Lubaid berkata, 'Ingatlah bahwa apa pun yang terdapat di bawah kolong langit ini selain daripada Allah adalah batil.’
'Benar ucapan Anda itu.' kata Utsman menanggapinya. Lubaid berkata lagi. 'Semua kesenangan, pasti lenyap dan sirna.' 'Itu dusta, karena kesenangan surga tidak akan lenyap.' sahut Utsman.

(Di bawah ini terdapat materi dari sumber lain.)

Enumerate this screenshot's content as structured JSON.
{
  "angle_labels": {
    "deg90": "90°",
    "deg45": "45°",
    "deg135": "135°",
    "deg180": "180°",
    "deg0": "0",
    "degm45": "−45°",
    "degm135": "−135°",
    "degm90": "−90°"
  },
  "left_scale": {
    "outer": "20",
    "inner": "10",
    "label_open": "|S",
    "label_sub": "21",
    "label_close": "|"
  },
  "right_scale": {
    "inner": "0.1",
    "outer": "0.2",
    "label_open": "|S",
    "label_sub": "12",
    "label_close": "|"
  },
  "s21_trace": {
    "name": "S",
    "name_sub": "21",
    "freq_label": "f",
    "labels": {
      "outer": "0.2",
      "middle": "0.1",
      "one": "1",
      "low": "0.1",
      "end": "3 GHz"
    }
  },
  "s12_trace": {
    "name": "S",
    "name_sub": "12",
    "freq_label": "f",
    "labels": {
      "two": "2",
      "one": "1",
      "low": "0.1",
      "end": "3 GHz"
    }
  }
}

Lubaid berkata, 'Wahai orang-orang Quraisy! Demi Allah, tidak pernah aku sebagai teman duduk kalian disakiti orang selama ini. Bagaimana sikap kalian kalau ini terjadi?'
Salah seorang di antara mereka berkata. 'Si dungu ini telah meninggalkan agama kita. Jadi, tidak usah digubris apa ucapannya?'
Utsman membalas ucapannya itu hingga di antara mereka terjadi pertengkaran. Orang tersebut tiba-tiba bangkit mendekati Utsman lalu memukulnya hingga tepat mengenai matanya, sedangkan Al Walid bin Al Mughirah masih berada di dekat itu dan menyaksikan apa yang terjadi.
Ia berkata kepada Utsman, “Wahai keponakanku, jika matamu kebal terhadap bahaya yang menimpa, itu berarti benteng perlindunganmu sangat tangguh."
Utsman menjawab, “Tidak, bahkan mataku yang sehat ini juga sangat membutuhkan pukulan yang telah dialami saudaranya di jalan Allah. Sungguh, wahai Abu Abdi Syams, saya berada dalam perlindungan Allah yang lebih kuat dan lebih mampu daripada dirimu."
Walid berkata, "Ayolah Utsman, jika kamu berkenan, kembalilah masuk ke dalam perlindunganku."
"Terima kasih!” jawab Ibnu Mazh'un menolak tawaran itu.
Ibnu Mazh'un meninggalkan tempat itu, tempat terjadinya peristiwa tersebut dengan mata yang pedih dan kesakitan, tetapi jiwanya yang besar memancarkan keteguhan hati dan kesejahteraan serta penuh harapan. Di tengah jalan menuju rumahnya dengan gembira ia mendendangkan syair:
Andaikata dalam mencapai ridha Ilahi
Mataku ditinju tanganjahil orang mulhid
Maka Dzat Yang Maha Pengasih telah menyediakan Imbalannya
Karena, siapa yang diridhai-Nya pasti berbahagia
Wahai umat, walau menurut katamu aku ini sesat
Aku akan tetap dalam agama Rasul, Muhammad
Tujuanku tiada lain hanyalah Allah dan agama yang benar
Walaupun lawan berbuat aniaya dan semena mena
Seperti itulah cara Utsman bln Mazh'un memberikan contoh dan teladan utama yang memang layak dan sewajarnya. Demikian pula lembaran kehidupan ini menyaksikan suatu pribadi utama yang telah menyemarakkan wujud ini dengan harum semerbak disebabkan pendiriannya yang luar biasa dan kata-kata bersayapnya yang abadi dan mempesona, “Demi Allah, sebelah mataku yang sehat ini sangat merindukan pukulan yang telah dialami saudaranya di jalan Allah dan saat ini aku berada dalam perlindungan Allah yang lebih kuat dan lebih mampu daripada dirimu."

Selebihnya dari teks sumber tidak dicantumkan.